The crystallization rate inhibition of rPDCP-1 in calcite (A) and aragonite (B), and the binding ability of rPDCP-1 with calcite and aragonite (C) respectively. The Data of (A,B) are represented by mean ± SD (n = 3). ^∗p < 0.05; ^∗∗p < 0.01. Lane M, protein marker; lane 1, the control rPDCP-1; Lane 2, the supernatant of the solution after that the rPDCP-1 was precipitated by CaCO₃ crystals; Lane 3, the rPDCP-1 released from the precipitate of CaCO₃ crystals.

FIGURE 6

Western blot and immunohistochemistry analysis of PDCP-1. (A) Western blotting by anti-rPDCP-1 antibody in shell matrices (right panel) and the protein band intensity of PDCP-1 expressed as a bar diagram as a ratio, relative to beta-actin (left panel).
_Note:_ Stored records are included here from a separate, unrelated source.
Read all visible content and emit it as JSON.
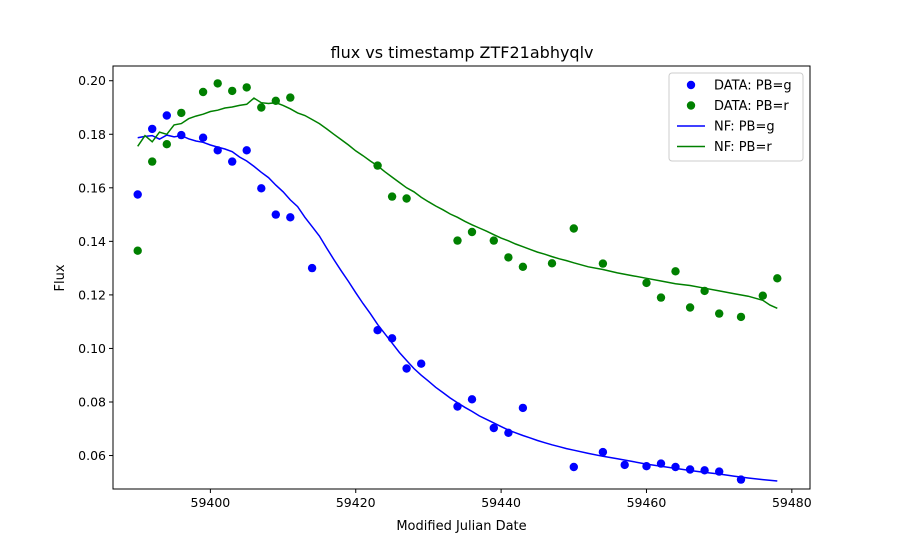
{
  "chart_data": {
    "type": "scatter",
    "title": "flux vs timestamp ZTF21abhyqlv",
    "xlabel": "Modified Julian Date",
    "ylabel": "Flux",
    "xlim": [
      59386.6,
      59482.5
    ],
    "ylim": [
      0.0475,
      0.2055
    ],
    "xticks": [
      59400,
      59420,
      59440,
      59460,
      59480
    ],
    "yticks": [
      0.06,
      0.08,
      0.1,
      0.12,
      0.14,
      0.16,
      0.18,
      0.2
    ],
    "xtick_labels": [
      "59400",
      "59420",
      "59440",
      "59460",
      "59480"
    ],
    "ytick_labels": [
      "0.06",
      "0.08",
      "0.10",
      "0.12",
      "0.14",
      "0.16",
      "0.18",
      "0.20"
    ],
    "grid": false,
    "legend_position": "top-right",
    "series": [
      {
        "name": "DATA: PB=g",
        "kind": "scatter",
        "color": "#0000ff",
        "x": [
          59390.0,
          59392.0,
          59394.0,
          59396.0,
          59399.0,
          59401.0,
          59403.0,
          59405.0,
          59407.0,
          59409.0,
          59411.0,
          59414.0,
          59423.0,
          59425.0,
          59427.0,
          59429.0,
          59434.0,
          59436.0,
          59439.0,
          59441.0,
          59443.0,
          59450.0,
          59454.0,
          59457.0,
          59460.0,
          59462.0,
          59464.0,
          59466.0,
          59468.0,
          59470.0,
          59473.0
        ],
        "y": [
          0.1575,
          0.182,
          0.187,
          0.1797,
          0.1787,
          0.174,
          0.1698,
          0.174,
          0.1598,
          0.15,
          0.149,
          0.13,
          0.1068,
          0.1038,
          0.0925,
          0.0943,
          0.0783,
          0.081,
          0.0703,
          0.0685,
          0.0778,
          0.0557,
          0.0613,
          0.0565,
          0.056,
          0.057,
          0.0557,
          0.0548,
          0.0545,
          0.054,
          0.051
        ]
      },
      {
        "name": "DATA: PB=r",
        "kind": "scatter",
        "color": "#008000",
        "x": [
          59390.0,
          59392.0,
          59394.0,
          59396.0,
          59399.0,
          59401.0,
          59403.0,
          59405.0,
          59407.0,
          59409.0,
          59411.0,
          59423.0,
          59425.0,
          59427.0,
          59434.0,
          59436.0,
          59439.0,
          59441.0,
          59443.0,
          59447.0,
          59450.0,
          59454.0,
          59460.0,
          59462.0,
          59464.0,
          59466.0,
          59468.0,
          59470.0,
          59473.0,
          59476.0,
          59478.0
        ],
        "y": [
          0.1365,
          0.1698,
          0.1763,
          0.188,
          0.1958,
          0.199,
          0.1962,
          0.1975,
          0.19,
          0.1925,
          0.1937,
          0.1683,
          0.1567,
          0.156,
          0.1403,
          0.1435,
          0.1403,
          0.134,
          0.1305,
          0.1318,
          0.1448,
          0.1317,
          0.1245,
          0.119,
          0.1288,
          0.1153,
          0.1215,
          0.113,
          0.1118,
          0.1197,
          0.1262
        ]
      },
      {
        "name": "NF: PB=g",
        "kind": "line",
        "color": "#0000ff",
        "x": [
          59390,
          59391,
          59392,
          59393,
          59394,
          59395,
          59396,
          59397,
          59398,
          59399,
          59400,
          59401,
          59402,
          59403,
          59404,
          59405,
          59406,
          59407,
          59408,
          59409,
          59410,
          59411,
          59412,
          59413,
          59414,
          59415,
          59416,
          59417,
          59418,
          59419,
          59420,
          59421,
          59422,
          59423,
          59424,
          59425,
          59426,
          59427,
          59428,
          59429,
          59430,
          59431,
          59432,
          59433,
          59434,
          59435,
          59436,
          59437,
          59438,
          59439,
          59440,
          59441,
          59442,
          59443,
          59444,
          59445,
          59446,
          59447,
          59448,
          59449,
          59450,
          59452,
          59454,
          59456,
          59458,
          59460,
          59462,
          59464,
          59466,
          59468,
          59470,
          59472,
          59474,
          59476,
          59478
        ],
        "y": [
          0.1787,
          0.1792,
          0.1795,
          0.1782,
          0.1797,
          0.179,
          0.1795,
          0.1783,
          0.1775,
          0.177,
          0.176,
          0.1752,
          0.1745,
          0.1735,
          0.1715,
          0.17,
          0.168,
          0.1658,
          0.1638,
          0.161,
          0.1585,
          0.1555,
          0.153,
          0.149,
          0.1455,
          0.142,
          0.1375,
          0.1332,
          0.129,
          0.125,
          0.1208,
          0.1168,
          0.113,
          0.109,
          0.1055,
          0.102,
          0.0985,
          0.0955,
          0.0925,
          0.09,
          0.0878,
          0.0855,
          0.0835,
          0.0815,
          0.0797,
          0.078,
          0.0765,
          0.0748,
          0.0735,
          0.0722,
          0.0708,
          0.0695,
          0.0685,
          0.0675,
          0.0666,
          0.0656,
          0.0648,
          0.064,
          0.0633,
          0.0626,
          0.062,
          0.0608,
          0.0597,
          0.0588,
          0.0578,
          0.0568,
          0.056,
          0.0552,
          0.0544,
          0.0537,
          0.0531,
          0.0523,
          0.0516,
          0.051,
          0.0505
        ]
      },
      {
        "name": "NF: PB=r",
        "kind": "line",
        "color": "#008000",
        "x": [
          59390,
          59391,
          59392,
          59393,
          59394,
          59395,
          59396,
          59397,
          59398,
          59399,
          59400,
          59401,
          59402,
          59403,
          59404,
          59405,
          59406,
          59407,
          59408,
          59409,
          59410,
          59411,
          59412,
          59413,
          59414,
          59415,
          59416,
          59417,
          59418,
          59419,
          59420,
          59421,
          59422,
          59423,
          59424,
          59425,
          59426,
          59427,
          59428,
          59429,
          59430,
          59431,
          59432,
          59433,
          59434,
          59435,
          59436,
          59437,
          59438,
          59439,
          59440,
          59441,
          59442,
          59443,
          59444,
          59445,
          59446,
          59447,
          59448,
          59449,
          59450,
          59452,
          59454,
          59456,
          59458,
          59460,
          59462,
          59464,
          59466,
          59468,
          59470,
          59472,
          59474,
          59476,
          59477,
          59478
        ],
        "y": [
          0.1755,
          0.1795,
          0.1772,
          0.1808,
          0.18,
          0.1835,
          0.184,
          0.1858,
          0.1868,
          0.1875,
          0.1885,
          0.189,
          0.1898,
          0.1902,
          0.1908,
          0.1912,
          0.1935,
          0.1918,
          0.1915,
          0.1918,
          0.1908,
          0.1895,
          0.188,
          0.187,
          0.1855,
          0.184,
          0.182,
          0.18,
          0.178,
          0.176,
          0.1738,
          0.172,
          0.17,
          0.1682,
          0.166,
          0.164,
          0.162,
          0.16,
          0.1585,
          0.1565,
          0.1548,
          0.1532,
          0.1518,
          0.1502,
          0.149,
          0.1475,
          0.1462,
          0.145,
          0.1438,
          0.1425,
          0.1412,
          0.1402,
          0.139,
          0.138,
          0.137,
          0.136,
          0.1352,
          0.1343,
          0.1335,
          0.1328,
          0.132,
          0.1305,
          0.1295,
          0.1282,
          0.1272,
          0.1262,
          0.1252,
          0.1242,
          0.1235,
          0.1225,
          0.1215,
          0.1205,
          0.1195,
          0.118,
          0.1162,
          0.115
        ]
      }
    ]
  }
}
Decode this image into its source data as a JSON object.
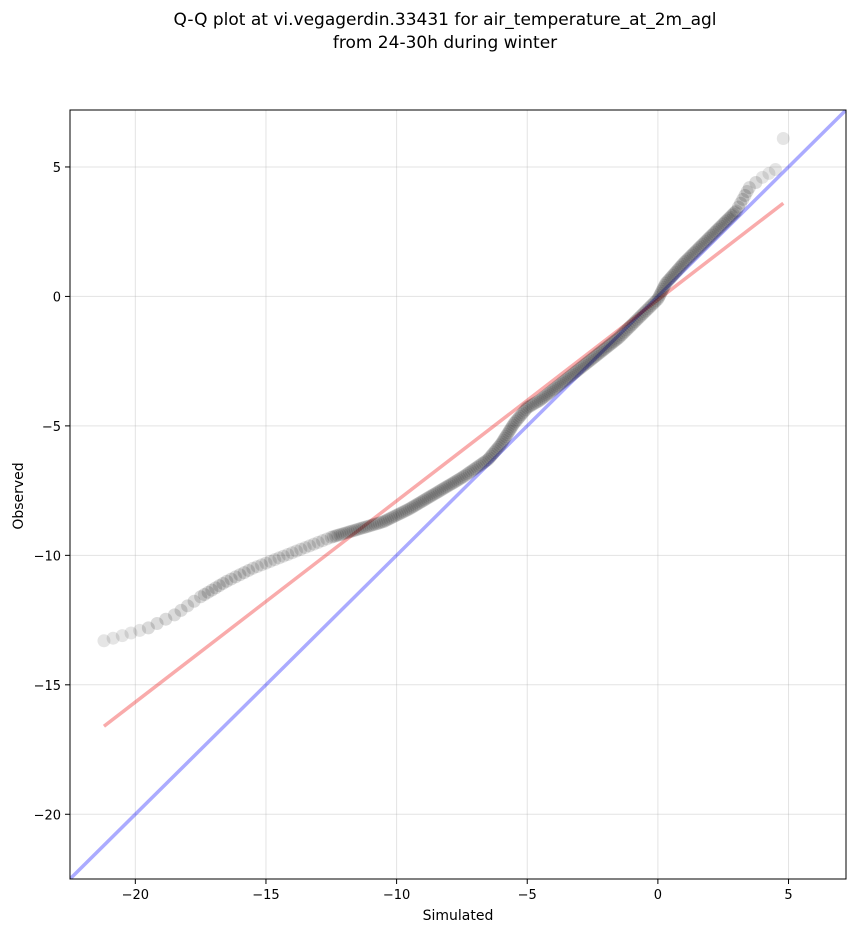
{
  "chart_data": {
    "type": "scatter",
    "title_line1": "Q-Q plot at vi.vegagerdin.33431 for air_temperature_at_2m_agl",
    "title_line2": "from 24-30h during winter",
    "xlabel": "Simulated",
    "ylabel": "Observed",
    "xlim": [
      -22.5,
      7.2
    ],
    "ylim": [
      -22.5,
      7.2
    ],
    "xticks": [
      -20,
      -15,
      -10,
      -5,
      0,
      5
    ],
    "yticks": [
      -20,
      -15,
      -10,
      -5,
      0,
      5
    ],
    "xtick_labels": [
      "−20",
      "−15",
      "−10",
      "−5",
      "0",
      "5"
    ],
    "ytick_labels": [
      "−20",
      "−15",
      "−10",
      "−5",
      "0",
      "5"
    ],
    "grid": true,
    "colors": {
      "points": "#000000",
      "identity_line": "#0000ff",
      "fit_line": "#ee0000",
      "grid": "#b0b0b0"
    },
    "identity_line": {
      "x": [
        -22.5,
        7.2
      ],
      "y": [
        -22.5,
        7.2
      ]
    },
    "fit_line": {
      "x": [
        -21.2,
        4.8
      ],
      "y": [
        -16.6,
        3.6
      ]
    },
    "quantile_curve": {
      "x": [
        -21.2,
        -20.5,
        -19.5,
        -18.5,
        -17.5,
        -16.5,
        -15.5,
        -14.5,
        -13.5,
        -12.5,
        -11.5,
        -10.5,
        -9.5,
        -8.5,
        -7.5,
        -6.5,
        -6.0,
        -5.5,
        -5.0,
        -4.5,
        -4.0,
        -3.5,
        -3.0,
        -2.5,
        -2.0,
        -1.5,
        -1.0,
        -0.5,
        0.0,
        0.3,
        1.0,
        2.0,
        3.0,
        3.5,
        4.0,
        4.5
      ],
      "y": [
        -13.3,
        -13.1,
        -12.8,
        -12.3,
        -11.6,
        -11.0,
        -10.5,
        -10.1,
        -9.7,
        -9.3,
        -9.0,
        -8.7,
        -8.2,
        -7.6,
        -7.0,
        -6.3,
        -5.7,
        -4.9,
        -4.3,
        -4.0,
        -3.6,
        -3.2,
        -2.8,
        -2.4,
        -2.0,
        -1.6,
        -1.1,
        -0.6,
        -0.1,
        0.5,
        1.3,
        2.3,
        3.3,
        4.2,
        4.6,
        4.9
      ]
    },
    "outlier_point": {
      "x": 4.8,
      "y": 6.1
    }
  }
}
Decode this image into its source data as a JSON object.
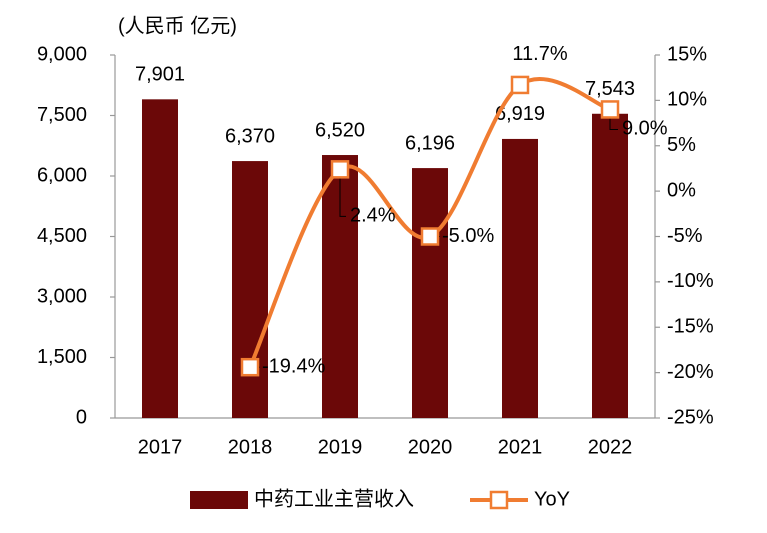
{
  "chart_data": {
    "type": "bar_line",
    "unit_label": "(人民币 亿元)",
    "categories": [
      "2017",
      "2018",
      "2019",
      "2020",
      "2021",
      "2022"
    ],
    "series": [
      {
        "name": "中药工业主营收入",
        "type": "bar",
        "color": "#6b0808",
        "values": [
          7901,
          6370,
          6520,
          6196,
          6919,
          7543
        ],
        "value_labels": [
          "7,901",
          "6,370",
          "6,520",
          "6,196",
          "6,919",
          "7,543"
        ]
      },
      {
        "name": "YoY",
        "type": "line",
        "axis": "y2",
        "color": "#f07c31",
        "values": [
          null,
          -19.4,
          2.4,
          -5.0,
          11.7,
          9.0
        ],
        "value_labels": [
          null,
          "-19.4%",
          "2.4%",
          "-5.0%",
          "11.7%",
          "9.0%"
        ]
      }
    ],
    "ylim": [
      0,
      9000
    ],
    "yticks": [
      0,
      {
        "value": 1500,
        "label": "1,500"
      },
      {
        "value": 3000,
        "label": "3,000"
      },
      {
        "value": 4500,
        "label": "4,500"
      },
      {
        "value": 6000,
        "label": "6,000"
      },
      {
        "value": 7500,
        "label": "7,500"
      },
      {
        "value": 9000,
        "label": "9,000"
      }
    ],
    "y2lim": [
      -25,
      15
    ],
    "y2ticks": [
      {
        "value": -25,
        "label": "-25%"
      },
      {
        "value": -20,
        "label": "-20%"
      },
      {
        "value": -15,
        "label": "-15%"
      },
      {
        "value": -10,
        "label": "-10%"
      },
      {
        "value": -5,
        "label": "-5%"
      },
      {
        "value": 0,
        "label": "0%"
      },
      {
        "value": 5,
        "label": "5%"
      },
      {
        "value": 10,
        "label": "10%"
      },
      {
        "value": 15,
        "label": "15%"
      }
    ],
    "legend": "bottom"
  }
}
M, protein marker; 1, acid-soluble fraction from the fibrous prismatic layer; 2, acid-soluble fraction from the nacre layer; 3, acid-soluble fraction from the myostracum layer; 4, acid-insoluble fraction from the fibrous prismatic layer; 5, acid-insoluble fraction from the myostracum layer; 6, acid-insoluble fraction from the nacre layer; (B) immunohistochemistry analysis with the control group of adductor muscle performed using only second antibody showed no significant signals; (C) detection of PDCP-1 in the adductor muscle and the positive signals are indicated by arrows; (D) the control group of mantle, showing the inner and the middle folds; (E) detection of PDCP-1 in the mantle and the positive signal is indicated by arrows; (F) the control group of mantle, showing the middle and the outer folds; (G) detection of PDCP-1 in the mantle and the positive signals are indicated by arrows. The scale bar, 50 μm.

FIGURE 7

BLI curves (from the raw data to the final fitting view) for the binding of rPDCP-1 to biosensors coated with actin.

FIGURE 8

Immunofluorescence location of native PDCP-1 (green at 488 nm) and actin (red at 555 nm) on the surface of decalcified shell samples of M. coruscus, and the deproteinized shell samples were used as negative controls. N, nacre; M, myostracum; FP, fibrous prism. The scale bar, 100 μm.